From: Matthew Wilcox <matthew@wil.cx>
To: Min Zhang <mzhang@mvista.com>
Cc: Boaz Harrosh <bharrosh@panasas.com>, Tejun Heo <tj@kernel.org>,
James Bottomley <James.Bottomley@suse.de>,
linux-scsi@vger.kernel.org
Subject: Re: [PATCH] scsi: timeout reset timer before command is queued
Date: Mon, 14 Dec 2009 19:21:27 -0700 [thread overview]
Message-ID: <20091215022126.GK7812@parisc-linux.org> (raw)
In-Reply-To: <4B26E38C.1000605@mvista.com>
On Mon, Dec 14, 2009 at 05:17:00PM -0800, Min Zhang wrote:
> diff --git a/drivers/scsi/scsi.c b/drivers/scsi/scsi.c
> index dd098ca..9be78a5 100644
> --- a/drivers/scsi/scsi.c
> +++ b/drivers/scsi/scsi.c
> @@ -743,6 +743,9 @@ int scsi_dispatch_cmd(struct scsi_cmnd *cmd)
> */
> scsi_cmd_get_serial(host, cmd);
>
> + /* Timeout error handler can start processing cmd now */
> + cmd->eh_eflags &= ~SCSI_EH_RESET_TIMER;
> +
> if (unlikely(host->shost_state == SHOST_DEL)) {
> cmd->result = (DID_NO_CONNECT << 16);
> scsi_done(cmd);
Your whitespace seems badly damaged here. Could you fix that?
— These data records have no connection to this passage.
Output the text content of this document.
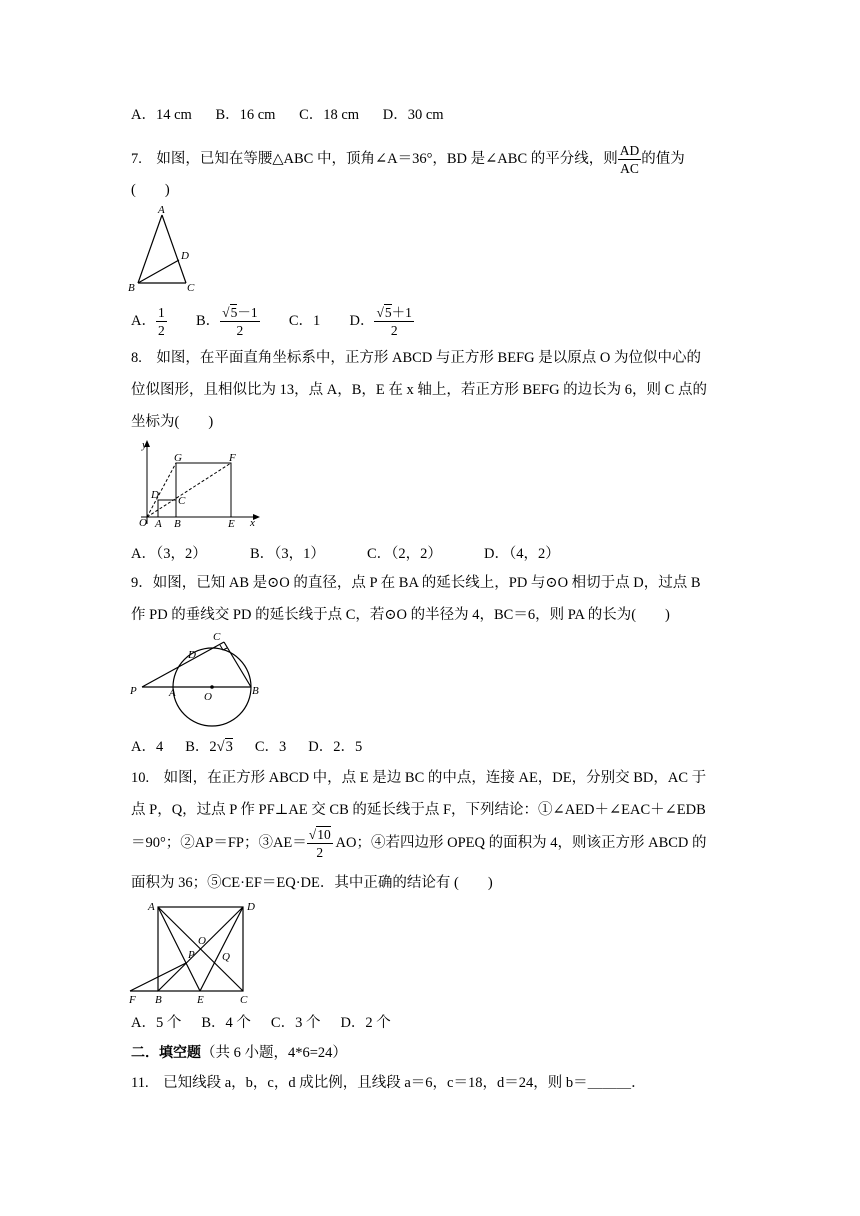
A．14 cm B．16 cm C．18 cm D．30 cm
7.　如图，已知在等腰△ABC 中，顶角∠A＝36°，BD 是∠ABC 的平分线，则 $\frac{AD}{AC}$ 的值为
(　　)
A
D
B	C
A． $\frac{1}{2}$ B． $\frac{√5-1}{2}$ C．1 D． $\frac{√5+1}{2}$
8.　如图，在平面直角坐标系中，正方形 ABCD 与正方形 BEFG 是以原点 O 为位似中心的
位似图形，且相似比为 13，点 A，B，E 在 x 轴上，若正方形 BEFG 的边长为 6，则 C 点的
坐标为(　　)
y
x
O A B	E
D C
G	F
A．（3，2）	B．（3，1）	C．（2，2）	D．（4，2）
9．如图，已知 AB 是⊙O 的直径，点 P 在 BA 的延长线上，PD 与⊙O 相切于点 D，过点 B
作 PD 的垂线交 PD 的延长线于点 C，若⊙O 的半径为 4，BC＝6，则 PA 的长为(　　)
P	A	O	B
C
D
A．4 B．2√3 C．3 D．2．5
10.　如图，在正方形 ABCD 中，点 E 是边 BC 的中点，连接 AE，DE，分别交 BD，AC 于
点 P，Q，过点 P 作 PF⊥AE 交 CB 的延长线于点 F，下列结论：①∠AED＋∠EAC＋∠EDB
＝90°；②AP＝FP；③AE＝ $\frac{√10}{2}$ AO；④若四边形 OPEQ 的面积为 4，则该正方形 ABCD 的
面积为 36；⑤CE·EF＝EQ·DE．其中正确的结论有 (　　)
A	D
O
P Q
F B	E	C
A．5 个 B．4 个 C．3 个 D．2 个
二．填空题（共 6 小题，4*6=24）
11.　已知线段 a，b，c，d 成比例，且线段 a＝6，c＝18，d＝24，则 b＝＿＿＿．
> diff --git a/drivers/scsi/scsi_error.c b/drivers/scsi/scsi_error.c
> index 1b0060b..94dca64 100644
> --- a/drivers/scsi/scsi_error.c
> +++ b/drivers/scsi/scsi_error.c
> @@ -128,6 +128,14 @@ enum blk_eh_timer_return scsi_times_out(struct
> request *req)
>
> scsi_log_completion(scmd, TIMEOUT_ERROR);
>
> + /*
> + * Extend timeout if cmd has not been queued yet, otherwise error
> + * handler could complete request and free the cmd memory while
> + * the dispatch handler still uses the cmd pointer.
> + */
> + if (scmd->eh_eflags | SCSI_EH_RESET_TIMER)
> + return BLK_EH_RESET_TIMER;
> +
> if (scmd->device->host->transportt->eh_timed_out)
> rtn = scmd->device->host->transportt->eh_timed_out(scmd);
> else if (scmd->device->host->hostt->eh_timed_out)
> diff --git a/drivers/scsi/scsi_lib.c b/drivers/scsi/scsi_lib.c
> index 5987da8..a369e0c 100644
> --- a/drivers/scsi/scsi_lib.c
> +++ b/drivers/scsi/scsi_lib.c
> @@ -492,11 +492,13 @@ void scsi_next_command(struct scsi_cmnd *cmd)
> {
> struct scsi_device *sdev = cmd->device;
> struct request_queue *q = sdev->request_queue;
> + struct request *req = cmd->request;
>
> /* need to hold a reference on the device before we let go of the
> cmd */
> get_device(&sdev->sdev_gendev);
>
> scsi_put_command(cmd);
> + req->special = NULL;
> scsi_run_queue(q);
>
> /* ok to remove device now */
> @@ -1487,6 +1489,13 @@ static void scsi_request_fn(struct request_queue *q)
> continue;
> }
>
> + /*
> + * Prevent timeout error handler from processing
> + * the cmd until it is queued in scsi_dispatch_cmd,
> + * otherwise cmd pointer might be freed by error handle
> + */
> + cmd = req->special;
> + cmd->eh_eflags |= SCSI_EH_RESET_TIMER;
>
> /*
> * Remove the request from the request list.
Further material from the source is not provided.